Infine vorrei ricordare che in questo presente il panorama tecnoscientifico è molto ampio e articolato: basti pensare a discipline come la genetica, le biotecnologie, le nanotecnologie, la robotica… con tutte le problematiche che sollevano. Il 2009 non è solo l’anno del Futurismo, è anche il 150° anniversario della pubblicazione de L’origine delle specie di Charles Darwin e il bicentenario della sua nascita. E, a giudicare dalle forze che stanno disponendosi in campo, si preannuncia una battaglia piuttosto aspra, il cui esito potrebbe incidere pesantemente sul nostro futuro.
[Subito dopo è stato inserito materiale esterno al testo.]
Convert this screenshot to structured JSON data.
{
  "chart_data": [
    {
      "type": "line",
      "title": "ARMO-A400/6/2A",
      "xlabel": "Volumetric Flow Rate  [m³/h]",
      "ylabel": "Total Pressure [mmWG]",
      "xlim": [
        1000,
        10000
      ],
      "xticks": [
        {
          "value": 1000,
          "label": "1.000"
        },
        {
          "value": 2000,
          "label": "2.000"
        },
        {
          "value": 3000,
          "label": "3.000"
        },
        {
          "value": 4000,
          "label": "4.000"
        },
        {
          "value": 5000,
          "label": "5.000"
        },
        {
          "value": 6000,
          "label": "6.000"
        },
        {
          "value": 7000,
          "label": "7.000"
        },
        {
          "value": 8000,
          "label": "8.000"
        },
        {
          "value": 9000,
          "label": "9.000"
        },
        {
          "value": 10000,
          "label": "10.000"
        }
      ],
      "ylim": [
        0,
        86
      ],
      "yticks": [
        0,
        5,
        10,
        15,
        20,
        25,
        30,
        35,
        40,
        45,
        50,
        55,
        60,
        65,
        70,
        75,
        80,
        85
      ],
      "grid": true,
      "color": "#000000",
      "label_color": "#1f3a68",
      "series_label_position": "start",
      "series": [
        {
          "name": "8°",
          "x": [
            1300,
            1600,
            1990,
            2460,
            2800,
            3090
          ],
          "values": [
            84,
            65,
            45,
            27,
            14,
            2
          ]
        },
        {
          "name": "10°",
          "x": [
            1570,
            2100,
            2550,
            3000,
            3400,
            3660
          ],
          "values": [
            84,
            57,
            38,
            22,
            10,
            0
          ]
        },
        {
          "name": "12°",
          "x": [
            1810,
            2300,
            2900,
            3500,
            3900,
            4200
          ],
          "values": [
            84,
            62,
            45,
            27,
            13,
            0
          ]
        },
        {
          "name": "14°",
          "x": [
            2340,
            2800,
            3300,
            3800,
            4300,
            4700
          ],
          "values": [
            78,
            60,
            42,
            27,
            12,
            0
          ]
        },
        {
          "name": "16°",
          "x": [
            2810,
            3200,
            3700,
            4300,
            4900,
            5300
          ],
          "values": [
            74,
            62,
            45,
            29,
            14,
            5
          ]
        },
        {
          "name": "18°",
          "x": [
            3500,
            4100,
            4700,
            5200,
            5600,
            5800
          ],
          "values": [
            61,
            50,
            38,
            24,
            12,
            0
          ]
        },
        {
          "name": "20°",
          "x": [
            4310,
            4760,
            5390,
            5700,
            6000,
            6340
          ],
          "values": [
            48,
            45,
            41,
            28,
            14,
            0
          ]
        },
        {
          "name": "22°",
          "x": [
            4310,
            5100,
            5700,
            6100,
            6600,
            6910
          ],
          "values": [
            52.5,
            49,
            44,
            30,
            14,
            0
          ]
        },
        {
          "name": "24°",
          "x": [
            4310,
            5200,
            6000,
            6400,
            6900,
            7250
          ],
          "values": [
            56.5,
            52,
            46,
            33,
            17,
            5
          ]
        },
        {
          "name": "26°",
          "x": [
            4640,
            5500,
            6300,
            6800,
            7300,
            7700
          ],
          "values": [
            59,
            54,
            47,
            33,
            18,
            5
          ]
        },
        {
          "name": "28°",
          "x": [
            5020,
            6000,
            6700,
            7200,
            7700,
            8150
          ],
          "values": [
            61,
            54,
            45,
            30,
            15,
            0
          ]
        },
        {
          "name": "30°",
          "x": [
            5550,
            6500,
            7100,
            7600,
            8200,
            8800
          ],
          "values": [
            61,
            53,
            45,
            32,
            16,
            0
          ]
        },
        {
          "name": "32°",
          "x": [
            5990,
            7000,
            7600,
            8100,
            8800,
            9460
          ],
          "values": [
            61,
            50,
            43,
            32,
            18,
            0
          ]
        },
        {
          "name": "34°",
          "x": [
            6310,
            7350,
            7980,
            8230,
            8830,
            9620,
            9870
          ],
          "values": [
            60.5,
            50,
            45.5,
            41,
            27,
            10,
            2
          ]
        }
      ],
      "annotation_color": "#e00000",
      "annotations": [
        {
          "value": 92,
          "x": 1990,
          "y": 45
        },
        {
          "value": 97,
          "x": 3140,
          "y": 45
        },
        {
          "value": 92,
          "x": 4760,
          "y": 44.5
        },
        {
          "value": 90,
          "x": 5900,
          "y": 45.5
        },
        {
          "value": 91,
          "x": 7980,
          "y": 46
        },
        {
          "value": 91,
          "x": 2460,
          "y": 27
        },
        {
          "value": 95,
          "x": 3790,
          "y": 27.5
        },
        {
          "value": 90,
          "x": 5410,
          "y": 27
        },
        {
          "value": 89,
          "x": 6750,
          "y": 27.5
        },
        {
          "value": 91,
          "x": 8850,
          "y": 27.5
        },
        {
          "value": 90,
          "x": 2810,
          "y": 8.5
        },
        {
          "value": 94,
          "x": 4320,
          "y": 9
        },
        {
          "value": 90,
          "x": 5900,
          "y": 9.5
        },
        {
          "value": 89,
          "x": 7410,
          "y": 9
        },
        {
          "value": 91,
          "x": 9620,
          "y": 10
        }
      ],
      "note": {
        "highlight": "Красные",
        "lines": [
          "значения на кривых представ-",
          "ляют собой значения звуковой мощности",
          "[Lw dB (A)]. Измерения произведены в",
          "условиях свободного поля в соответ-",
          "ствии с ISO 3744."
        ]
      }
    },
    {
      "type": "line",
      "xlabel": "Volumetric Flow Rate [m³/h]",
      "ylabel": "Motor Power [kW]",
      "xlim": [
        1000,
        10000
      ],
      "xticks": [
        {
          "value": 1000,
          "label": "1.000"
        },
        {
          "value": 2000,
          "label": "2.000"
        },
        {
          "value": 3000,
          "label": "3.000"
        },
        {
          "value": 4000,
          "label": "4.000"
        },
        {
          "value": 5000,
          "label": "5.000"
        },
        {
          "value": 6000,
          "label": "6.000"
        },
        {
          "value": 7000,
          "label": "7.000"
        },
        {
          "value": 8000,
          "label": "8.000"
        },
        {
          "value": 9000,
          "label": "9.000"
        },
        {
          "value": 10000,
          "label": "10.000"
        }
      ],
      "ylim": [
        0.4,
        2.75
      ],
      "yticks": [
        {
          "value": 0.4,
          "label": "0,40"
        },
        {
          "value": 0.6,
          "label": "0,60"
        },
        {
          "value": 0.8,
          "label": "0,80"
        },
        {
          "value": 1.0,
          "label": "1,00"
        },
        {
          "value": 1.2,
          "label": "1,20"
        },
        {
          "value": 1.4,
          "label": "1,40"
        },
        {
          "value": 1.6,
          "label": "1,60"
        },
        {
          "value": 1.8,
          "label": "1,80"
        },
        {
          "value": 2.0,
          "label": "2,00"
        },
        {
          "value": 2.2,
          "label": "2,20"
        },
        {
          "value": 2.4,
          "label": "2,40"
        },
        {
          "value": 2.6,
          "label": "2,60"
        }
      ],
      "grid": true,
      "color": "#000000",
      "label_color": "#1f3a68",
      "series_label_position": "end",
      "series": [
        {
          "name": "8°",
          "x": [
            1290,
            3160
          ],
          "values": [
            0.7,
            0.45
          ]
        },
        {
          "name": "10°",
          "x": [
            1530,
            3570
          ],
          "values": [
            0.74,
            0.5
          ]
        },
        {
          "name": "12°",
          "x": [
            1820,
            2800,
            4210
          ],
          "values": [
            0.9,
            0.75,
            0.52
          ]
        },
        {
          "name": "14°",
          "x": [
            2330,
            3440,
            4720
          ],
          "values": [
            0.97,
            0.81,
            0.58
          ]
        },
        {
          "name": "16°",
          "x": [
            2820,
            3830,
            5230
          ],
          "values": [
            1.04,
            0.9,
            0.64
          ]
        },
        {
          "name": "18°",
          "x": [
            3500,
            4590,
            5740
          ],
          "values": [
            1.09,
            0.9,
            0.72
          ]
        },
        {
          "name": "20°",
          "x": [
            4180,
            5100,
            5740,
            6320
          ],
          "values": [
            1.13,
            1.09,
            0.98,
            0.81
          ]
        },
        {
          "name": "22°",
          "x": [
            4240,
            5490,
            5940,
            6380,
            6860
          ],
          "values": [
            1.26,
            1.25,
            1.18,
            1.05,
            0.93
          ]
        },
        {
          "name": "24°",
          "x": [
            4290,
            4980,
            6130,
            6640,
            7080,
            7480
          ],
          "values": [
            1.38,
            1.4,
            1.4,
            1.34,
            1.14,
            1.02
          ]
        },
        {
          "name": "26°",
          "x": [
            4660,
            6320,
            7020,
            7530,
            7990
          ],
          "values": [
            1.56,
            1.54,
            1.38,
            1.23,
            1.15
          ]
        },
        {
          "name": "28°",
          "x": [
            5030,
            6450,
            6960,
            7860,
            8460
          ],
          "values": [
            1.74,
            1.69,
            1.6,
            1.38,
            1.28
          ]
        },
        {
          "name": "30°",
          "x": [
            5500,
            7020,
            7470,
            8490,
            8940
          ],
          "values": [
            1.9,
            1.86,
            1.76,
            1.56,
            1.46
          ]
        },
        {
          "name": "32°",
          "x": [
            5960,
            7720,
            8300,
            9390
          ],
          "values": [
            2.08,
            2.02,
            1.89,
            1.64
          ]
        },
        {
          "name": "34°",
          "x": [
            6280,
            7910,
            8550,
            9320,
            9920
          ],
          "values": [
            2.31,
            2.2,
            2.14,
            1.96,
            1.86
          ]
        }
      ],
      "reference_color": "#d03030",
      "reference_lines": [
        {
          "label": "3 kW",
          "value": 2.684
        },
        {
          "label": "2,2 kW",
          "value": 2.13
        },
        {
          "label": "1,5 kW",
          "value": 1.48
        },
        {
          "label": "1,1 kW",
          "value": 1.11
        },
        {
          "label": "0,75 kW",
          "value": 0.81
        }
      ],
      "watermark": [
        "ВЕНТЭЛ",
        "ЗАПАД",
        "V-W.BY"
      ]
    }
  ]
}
Dunque, così come avviene ora qui a Carrara con le celebrazioni del Futurismo, sarebbe importante attivare una riflessione intorno a queste nuove sfide, anche da parte delle accademie e dell’arte. Coprirsi gli occhi non farà eclissare i fantasmi, servirà solo a restare più indifesi. Noi non abbiamo bisogno di meno futuro ma di più futuro, di un futuro tuttavia di cui essere consapevoli, da condividere, a cui partecipare. Raccogliere queste sfide anche nell’arte potrebbe essere cruciale.